Da ich in diesem Bewusstsein lebe, bin ich meistens gut gelaunt. Einiges habe ich selbst verhindert, in anderen Dingen habe ich einfach Glück gehabt. 🐷🐞🍀

Meine Weihnachten im Wandel der letzten Jahre – ein Rückblick

dav

Weihnachten 1999

Mein damaliger Mann und ich feiern zu sechst mit unseren Eltern. (Wir sind beide leider Einzelkinder). Es ist ein lustiger Abend und alle, denen ich das hinterher erzähle, beneiden mich, dass meine Eltern uns so gut verstehen.

Weihnachten 2004

Unser Sohn ist geboren und wir feiern zu dritt in unserem eigenen Haus. Ich bin überglücklich.

Weihnachten 2005

Dank einer totalen Überforderung nach vorheriger Selbstüberschätzung meinerseits habe ich gleich wieder angefangen zu arbeiten, da es kein noch kein Elterngeld gibt, und darauf folgt die Überforderung meines Mannes und seiner und meiner Eltern (eigentlich war nur das Baby gut drauf, zum Glück bei alledem). Nun ist die Familie zerstritten und meine Eltern haben Hausverbot. Und wir feiern einmal zu Haus, einmal bei den Eltern meines Mannes und einmal bei meinen ohne ihn.

Weihnachten 2009

Dank der Geburt unserer Tochter hat sich die Familie wieder berappelt und wir feiern Heiligabend bei uns mit allen Großeltern.

2011

Wieder Lebenskrise meinerseits (von der sich langsam herauskristallisiert, dass es wohl eher eine Ehekrise ist). Wieder getrenntes Feiern und Heiligabend wird zunehmend der Tag, an dem ich an Scheidung denke.

Weihnachten 2015

Ich habe mich getraut und bin in den Sommerferien ausgezogen. Ich feiere angeschlagen, aber glücklich allein mit meiner Tochter und zwei Tage später mit meinem Sohn bei meinen Eltern.

Weihnachten 2018 (heute)

Ich feiere Heiligabend mit meinem neuen Mann und meiner Tochter. Am 1. Weihnachtstag kommt mein Sohn und am 2. meine Eltern, die sich super mit meinem Schatz verstehen und ihn bei dieser Gelegenheit erstmals treffen. Es ist ein sehr lustiger Abend.

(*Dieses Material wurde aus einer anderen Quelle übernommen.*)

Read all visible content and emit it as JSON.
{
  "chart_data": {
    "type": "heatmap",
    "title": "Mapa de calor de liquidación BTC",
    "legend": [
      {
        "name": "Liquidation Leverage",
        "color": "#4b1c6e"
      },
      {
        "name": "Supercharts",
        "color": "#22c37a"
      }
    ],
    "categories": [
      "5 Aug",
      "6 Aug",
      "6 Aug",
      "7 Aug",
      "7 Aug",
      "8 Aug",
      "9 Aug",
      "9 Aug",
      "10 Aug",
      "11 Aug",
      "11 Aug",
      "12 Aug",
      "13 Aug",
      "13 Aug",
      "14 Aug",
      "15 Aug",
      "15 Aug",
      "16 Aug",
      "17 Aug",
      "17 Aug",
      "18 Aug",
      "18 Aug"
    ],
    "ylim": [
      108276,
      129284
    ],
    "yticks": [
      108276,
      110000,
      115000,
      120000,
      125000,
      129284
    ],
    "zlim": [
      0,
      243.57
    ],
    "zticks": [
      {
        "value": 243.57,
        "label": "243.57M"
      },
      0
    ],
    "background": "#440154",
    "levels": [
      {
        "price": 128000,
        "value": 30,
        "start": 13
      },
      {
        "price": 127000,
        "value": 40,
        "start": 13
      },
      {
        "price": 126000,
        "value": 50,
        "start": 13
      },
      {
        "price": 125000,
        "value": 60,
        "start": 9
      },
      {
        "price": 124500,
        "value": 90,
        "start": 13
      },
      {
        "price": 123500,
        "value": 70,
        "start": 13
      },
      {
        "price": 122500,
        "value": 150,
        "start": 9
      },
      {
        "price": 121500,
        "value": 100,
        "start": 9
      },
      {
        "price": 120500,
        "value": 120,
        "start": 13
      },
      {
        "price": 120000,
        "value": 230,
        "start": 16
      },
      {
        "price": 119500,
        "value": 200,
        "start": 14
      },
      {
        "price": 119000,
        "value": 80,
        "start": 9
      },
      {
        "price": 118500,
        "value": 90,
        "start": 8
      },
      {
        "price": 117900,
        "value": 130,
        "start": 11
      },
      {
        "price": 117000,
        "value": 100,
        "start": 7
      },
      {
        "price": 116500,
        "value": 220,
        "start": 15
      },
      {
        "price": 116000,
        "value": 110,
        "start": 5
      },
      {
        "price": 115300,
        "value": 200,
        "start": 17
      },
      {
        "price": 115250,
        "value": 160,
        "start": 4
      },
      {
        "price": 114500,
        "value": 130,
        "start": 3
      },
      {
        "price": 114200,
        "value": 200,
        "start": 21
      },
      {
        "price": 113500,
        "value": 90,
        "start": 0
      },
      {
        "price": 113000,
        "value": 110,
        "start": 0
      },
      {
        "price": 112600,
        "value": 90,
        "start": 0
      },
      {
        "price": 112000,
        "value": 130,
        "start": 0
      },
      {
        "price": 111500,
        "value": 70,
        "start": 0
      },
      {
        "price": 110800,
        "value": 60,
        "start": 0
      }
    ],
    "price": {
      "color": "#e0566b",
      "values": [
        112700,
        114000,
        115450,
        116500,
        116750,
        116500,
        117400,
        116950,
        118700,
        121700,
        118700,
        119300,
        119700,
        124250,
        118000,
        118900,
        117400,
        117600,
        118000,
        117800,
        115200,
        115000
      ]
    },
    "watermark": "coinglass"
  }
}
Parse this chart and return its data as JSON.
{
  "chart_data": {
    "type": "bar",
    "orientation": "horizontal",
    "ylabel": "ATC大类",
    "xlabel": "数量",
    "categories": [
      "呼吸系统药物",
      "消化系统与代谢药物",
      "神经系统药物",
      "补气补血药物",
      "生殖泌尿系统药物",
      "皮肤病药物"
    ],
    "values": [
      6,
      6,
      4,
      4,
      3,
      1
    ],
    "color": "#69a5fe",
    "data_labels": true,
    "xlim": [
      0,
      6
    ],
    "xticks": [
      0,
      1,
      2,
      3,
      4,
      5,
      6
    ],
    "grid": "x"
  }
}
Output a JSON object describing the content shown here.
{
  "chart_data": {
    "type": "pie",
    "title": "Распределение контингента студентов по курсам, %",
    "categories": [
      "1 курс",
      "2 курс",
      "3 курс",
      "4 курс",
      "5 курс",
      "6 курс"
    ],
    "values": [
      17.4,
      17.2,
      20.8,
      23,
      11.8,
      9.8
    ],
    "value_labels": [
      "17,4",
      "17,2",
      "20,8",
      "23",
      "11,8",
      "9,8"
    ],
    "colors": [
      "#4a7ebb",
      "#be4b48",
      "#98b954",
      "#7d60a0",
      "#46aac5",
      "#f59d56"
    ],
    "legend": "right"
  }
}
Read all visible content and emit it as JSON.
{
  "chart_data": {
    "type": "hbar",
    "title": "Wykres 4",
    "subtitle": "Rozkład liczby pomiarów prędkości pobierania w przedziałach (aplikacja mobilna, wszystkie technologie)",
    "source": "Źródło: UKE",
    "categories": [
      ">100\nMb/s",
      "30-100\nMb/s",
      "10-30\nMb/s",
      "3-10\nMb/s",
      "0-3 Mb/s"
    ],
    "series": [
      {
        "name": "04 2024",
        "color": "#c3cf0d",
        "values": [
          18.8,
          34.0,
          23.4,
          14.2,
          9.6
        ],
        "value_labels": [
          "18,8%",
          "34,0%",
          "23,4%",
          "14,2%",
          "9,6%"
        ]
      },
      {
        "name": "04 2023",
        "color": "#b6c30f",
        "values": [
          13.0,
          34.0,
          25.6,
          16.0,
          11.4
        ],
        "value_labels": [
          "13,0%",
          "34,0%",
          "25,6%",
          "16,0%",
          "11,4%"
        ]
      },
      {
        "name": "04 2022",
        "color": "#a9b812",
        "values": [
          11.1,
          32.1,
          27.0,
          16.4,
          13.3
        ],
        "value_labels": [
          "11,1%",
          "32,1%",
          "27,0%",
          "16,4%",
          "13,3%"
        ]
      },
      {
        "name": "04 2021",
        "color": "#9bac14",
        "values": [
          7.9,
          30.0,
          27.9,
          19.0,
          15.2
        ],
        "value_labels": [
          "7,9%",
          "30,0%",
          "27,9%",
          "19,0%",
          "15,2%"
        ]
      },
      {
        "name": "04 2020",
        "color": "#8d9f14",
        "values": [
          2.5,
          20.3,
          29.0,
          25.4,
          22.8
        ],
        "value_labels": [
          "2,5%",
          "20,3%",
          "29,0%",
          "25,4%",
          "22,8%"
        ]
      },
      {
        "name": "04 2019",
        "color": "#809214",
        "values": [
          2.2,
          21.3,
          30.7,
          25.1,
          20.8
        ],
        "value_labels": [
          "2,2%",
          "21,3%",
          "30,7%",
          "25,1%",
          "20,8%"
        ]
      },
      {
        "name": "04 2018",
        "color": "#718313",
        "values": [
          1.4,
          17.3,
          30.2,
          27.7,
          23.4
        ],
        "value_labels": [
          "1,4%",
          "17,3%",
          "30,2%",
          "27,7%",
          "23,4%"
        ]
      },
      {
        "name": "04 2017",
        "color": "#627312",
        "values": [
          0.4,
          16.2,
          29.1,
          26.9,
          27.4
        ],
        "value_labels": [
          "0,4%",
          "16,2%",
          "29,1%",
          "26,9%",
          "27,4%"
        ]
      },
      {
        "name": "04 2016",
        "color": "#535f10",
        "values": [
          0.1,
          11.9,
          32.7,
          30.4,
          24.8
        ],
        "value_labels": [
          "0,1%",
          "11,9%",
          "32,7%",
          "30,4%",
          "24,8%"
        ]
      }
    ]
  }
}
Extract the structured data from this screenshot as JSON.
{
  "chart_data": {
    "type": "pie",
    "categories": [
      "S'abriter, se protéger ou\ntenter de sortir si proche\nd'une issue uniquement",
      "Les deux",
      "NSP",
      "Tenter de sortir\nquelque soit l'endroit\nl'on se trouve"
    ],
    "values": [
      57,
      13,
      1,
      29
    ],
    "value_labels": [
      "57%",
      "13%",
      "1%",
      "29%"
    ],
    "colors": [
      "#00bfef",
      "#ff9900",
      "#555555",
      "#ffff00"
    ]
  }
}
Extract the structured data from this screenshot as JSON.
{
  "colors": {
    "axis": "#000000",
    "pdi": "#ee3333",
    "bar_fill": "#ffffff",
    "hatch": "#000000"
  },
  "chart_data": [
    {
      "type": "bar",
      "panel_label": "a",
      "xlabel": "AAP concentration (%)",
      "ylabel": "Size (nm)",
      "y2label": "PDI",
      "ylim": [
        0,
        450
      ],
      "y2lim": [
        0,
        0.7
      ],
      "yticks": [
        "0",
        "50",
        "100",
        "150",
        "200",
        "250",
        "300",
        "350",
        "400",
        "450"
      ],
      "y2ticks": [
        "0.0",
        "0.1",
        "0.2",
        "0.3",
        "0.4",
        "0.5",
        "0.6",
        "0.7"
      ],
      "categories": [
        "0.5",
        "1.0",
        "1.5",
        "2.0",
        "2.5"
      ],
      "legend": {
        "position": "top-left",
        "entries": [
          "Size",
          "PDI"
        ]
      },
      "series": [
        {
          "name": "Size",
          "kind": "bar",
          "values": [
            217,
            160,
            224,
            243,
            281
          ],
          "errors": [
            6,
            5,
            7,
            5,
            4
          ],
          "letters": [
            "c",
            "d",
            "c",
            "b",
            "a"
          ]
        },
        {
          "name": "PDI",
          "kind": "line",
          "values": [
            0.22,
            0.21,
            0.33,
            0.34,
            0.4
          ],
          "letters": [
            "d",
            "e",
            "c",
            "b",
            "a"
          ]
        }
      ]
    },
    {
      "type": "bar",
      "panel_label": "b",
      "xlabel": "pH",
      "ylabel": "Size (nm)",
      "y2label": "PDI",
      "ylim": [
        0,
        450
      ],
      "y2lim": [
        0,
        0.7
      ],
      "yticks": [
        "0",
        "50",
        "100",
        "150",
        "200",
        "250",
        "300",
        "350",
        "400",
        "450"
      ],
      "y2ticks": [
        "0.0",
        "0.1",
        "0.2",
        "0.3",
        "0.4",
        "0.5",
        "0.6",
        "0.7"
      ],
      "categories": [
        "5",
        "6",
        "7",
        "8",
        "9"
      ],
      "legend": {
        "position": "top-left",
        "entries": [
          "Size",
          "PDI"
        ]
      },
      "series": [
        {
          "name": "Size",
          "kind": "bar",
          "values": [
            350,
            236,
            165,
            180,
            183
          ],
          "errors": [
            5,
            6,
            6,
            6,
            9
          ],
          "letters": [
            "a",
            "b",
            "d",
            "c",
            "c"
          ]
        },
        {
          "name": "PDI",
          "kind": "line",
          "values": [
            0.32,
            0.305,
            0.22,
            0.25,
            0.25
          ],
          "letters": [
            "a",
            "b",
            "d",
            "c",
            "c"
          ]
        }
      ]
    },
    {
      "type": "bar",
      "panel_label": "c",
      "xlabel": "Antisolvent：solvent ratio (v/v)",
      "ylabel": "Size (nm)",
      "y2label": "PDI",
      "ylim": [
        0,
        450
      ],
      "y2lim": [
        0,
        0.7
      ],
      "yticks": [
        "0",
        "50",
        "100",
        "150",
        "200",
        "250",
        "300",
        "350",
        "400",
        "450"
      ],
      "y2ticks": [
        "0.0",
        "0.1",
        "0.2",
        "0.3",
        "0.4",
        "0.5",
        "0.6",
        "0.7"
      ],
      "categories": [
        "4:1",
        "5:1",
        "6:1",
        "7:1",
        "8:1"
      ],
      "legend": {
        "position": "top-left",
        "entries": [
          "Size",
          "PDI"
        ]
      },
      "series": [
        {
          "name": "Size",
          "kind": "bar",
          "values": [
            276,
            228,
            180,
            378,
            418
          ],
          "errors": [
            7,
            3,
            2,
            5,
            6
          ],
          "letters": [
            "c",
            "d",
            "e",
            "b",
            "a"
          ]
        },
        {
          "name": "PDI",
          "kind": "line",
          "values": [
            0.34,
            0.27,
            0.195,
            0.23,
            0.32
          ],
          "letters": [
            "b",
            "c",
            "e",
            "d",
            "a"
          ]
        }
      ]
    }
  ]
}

Ich bin überglücklich und muss feststellen, es waren bewegte Jahre und ich bin sehr stolz, dass ich sie einigermaßen heil (wer ist schon vollkommen heil in meinem Alter?!) überstanden habe und dass meine Kinder trotz alledem glückliche und wohlgeratene Menschen geworden sind.